It hardly needs reiteration that how important it is for the country's real development to have a healthy population, more particularly of women and children. We talk and promise so much on the issue of child and woman welfare and do roll out so many plans and strategies. But malnutrition and under-nutrition have not stopped taking its toll in our country.
According to an UNICEF report, one in every three malnourished children in the world, live in India. In January this year, our Prime Minister said that despite an impressive GDP growth, the level of under-nutrition was unacceptably high that he termed as a "National Shame."
Let us consider some more facts:
- About 50% of all childhood deaths are attributed to malnutrition.

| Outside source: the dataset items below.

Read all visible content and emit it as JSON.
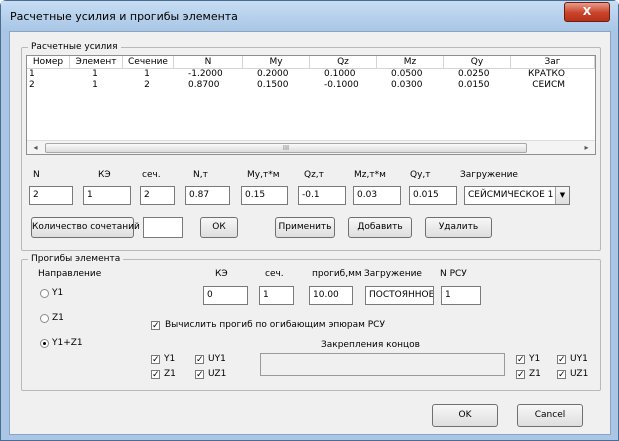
{
  "window": {
    "title": "Расчетные усилия и прогибы элемента",
    "close": "X"
  },
  "forces": {
    "legend": "Расчетные усилия",
    "columns": [
      "Номер",
      "Элемент",
      "Сечение",
      "N",
      "My",
      "Qz",
      "Mz",
      "Qy",
      "Заг"
    ],
    "rows": [
      [
        "1",
        "1",
        "1",
        "-1.2000",
        "0.2000",
        "0.1000",
        "0.0500",
        "0.0250",
        "КРАТКО"
      ],
      [
        "2",
        "1",
        "2",
        "0.8700",
        "0.1500",
        "-0.1000",
        "0.0300",
        "0.0150",
        "СЕЙСМ"
      ]
    ],
    "scroll_left": "◂",
    "scroll_right": "▸",
    "scroll_thumb": "III",
    "field_labels": {
      "n": "N",
      "ke": "КЭ",
      "sec": "сеч.",
      "nt": "N,т",
      "my": "My,т*м",
      "qz": "Qz,т",
      "mz": "Mz,т*м",
      "qy": "Qy,т",
      "load": "Загружение"
    },
    "fields": {
      "n": "2",
      "ke": "1",
      "sec": "2",
      "nt": "0.87",
      "my": "0.15",
      "qz": "-0.1",
      "mz": "0.03",
      "qy": "0.015",
      "load": "СЕЙСМИЧЕСКОЕ 1"
    },
    "combo_arrow": "▼",
    "combos_button": "Количество сочетаний",
    "combos_value": "",
    "ok_button": "ОК",
    "apply_button": "Применить",
    "add_button": "Добавить",
    "delete_button": "Удалить"
  },
  "deflection": {
    "legend": "Прогибы элемента",
    "direction_label": "Направление",
    "directions": [
      "Y1",
      "Z1",
      "Y1+Z1"
    ],
    "selected_direction": 2,
    "field_labels": {
      "ke": "КЭ",
      "sec": "сеч.",
      "defl": "прогиб,мм",
      "load": "Загружение",
      "nrsu": "N РСУ"
    },
    "fields": {
      "ke": "0",
      "sec": "1",
      "defl": "10.00",
      "load": "ПОСТОЯННОЕ",
      "nrsu": "1"
    },
    "envelope_check": "Вычислить прогиб по огибающим эпюрам РСУ",
    "fixings_label": "Закрепления концов",
    "check_mark": "✓",
    "left_end": {
      "y1": "Y1",
      "uy1": "UY1",
      "z1": "Z1",
      "uz1": "UZ1"
    },
    "right_end": {
      "y1": "Y1",
      "uy1": "UY1",
      "z1": "Z1",
      "uz1": "UZ1"
    }
  },
  "dialog": {
    "ok": "OK",
    "cancel": "Cancel"
  }
}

- Over two million under-5 deaths take place due to under-nutrition, that is, 6000 deaths every day, or 250 deaths per hour on an average.

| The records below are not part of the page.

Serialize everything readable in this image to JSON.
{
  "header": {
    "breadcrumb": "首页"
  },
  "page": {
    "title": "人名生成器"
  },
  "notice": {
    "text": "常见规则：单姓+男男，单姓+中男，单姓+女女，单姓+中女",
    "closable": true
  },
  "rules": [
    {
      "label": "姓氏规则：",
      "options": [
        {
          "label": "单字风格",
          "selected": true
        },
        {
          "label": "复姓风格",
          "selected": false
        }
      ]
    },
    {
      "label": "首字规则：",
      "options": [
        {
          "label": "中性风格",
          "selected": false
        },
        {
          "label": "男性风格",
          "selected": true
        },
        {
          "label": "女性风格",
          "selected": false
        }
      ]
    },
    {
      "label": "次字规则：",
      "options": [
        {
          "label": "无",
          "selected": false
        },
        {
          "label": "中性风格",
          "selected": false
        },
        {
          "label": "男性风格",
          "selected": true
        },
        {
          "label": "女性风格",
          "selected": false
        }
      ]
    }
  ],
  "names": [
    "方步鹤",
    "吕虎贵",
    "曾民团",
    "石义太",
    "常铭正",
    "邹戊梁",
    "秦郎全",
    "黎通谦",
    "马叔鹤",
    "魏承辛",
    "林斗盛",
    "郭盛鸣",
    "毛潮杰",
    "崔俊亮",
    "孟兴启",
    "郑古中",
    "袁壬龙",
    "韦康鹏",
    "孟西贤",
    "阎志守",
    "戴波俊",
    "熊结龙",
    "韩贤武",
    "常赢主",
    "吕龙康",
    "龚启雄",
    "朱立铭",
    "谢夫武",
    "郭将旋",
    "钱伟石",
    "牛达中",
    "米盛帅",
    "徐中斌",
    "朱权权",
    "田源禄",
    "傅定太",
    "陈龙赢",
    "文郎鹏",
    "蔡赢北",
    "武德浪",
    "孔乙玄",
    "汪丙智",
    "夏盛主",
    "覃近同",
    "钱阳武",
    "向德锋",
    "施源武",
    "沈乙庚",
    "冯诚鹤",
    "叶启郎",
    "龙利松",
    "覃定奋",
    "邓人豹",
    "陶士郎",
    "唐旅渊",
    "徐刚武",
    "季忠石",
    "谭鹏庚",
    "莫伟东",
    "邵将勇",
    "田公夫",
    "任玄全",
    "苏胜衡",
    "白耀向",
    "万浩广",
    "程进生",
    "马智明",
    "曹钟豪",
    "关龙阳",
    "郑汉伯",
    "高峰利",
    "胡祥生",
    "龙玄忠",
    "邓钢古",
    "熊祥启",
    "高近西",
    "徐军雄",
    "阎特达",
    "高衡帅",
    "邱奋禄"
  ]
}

- The under-nutrition cases are the highest in MP, Orissa, Bihar, UP and Rajasthan.
- 74% children under three and 52% of women in India are anaemic.
- As high as 44% children under the age of five are underweight.
It is also observed during various surveys that:
- Malnutrition in early childhood has serious long term consequences, because it impedes development of vital human organs. As such, it has a lasting impact on the child's overall physical and mental development.
- Malnourished children will struggle at school and are more prone to infectious diseases including HIV.
- Most of these children come from socially-deprived and poorest communities - tribals and lower castes where illiteracy is poor and poverty relatively very high.
- Adequate nourishment of the pregnant women was found to be very crucial not only for good health of the mother but also for the child's birth and thereafter.
Thus, the million dollar question is: who will address these issues which is a blot on our economic growth theory and more importantly, why it continues to be a national shame even after 65 years of independence.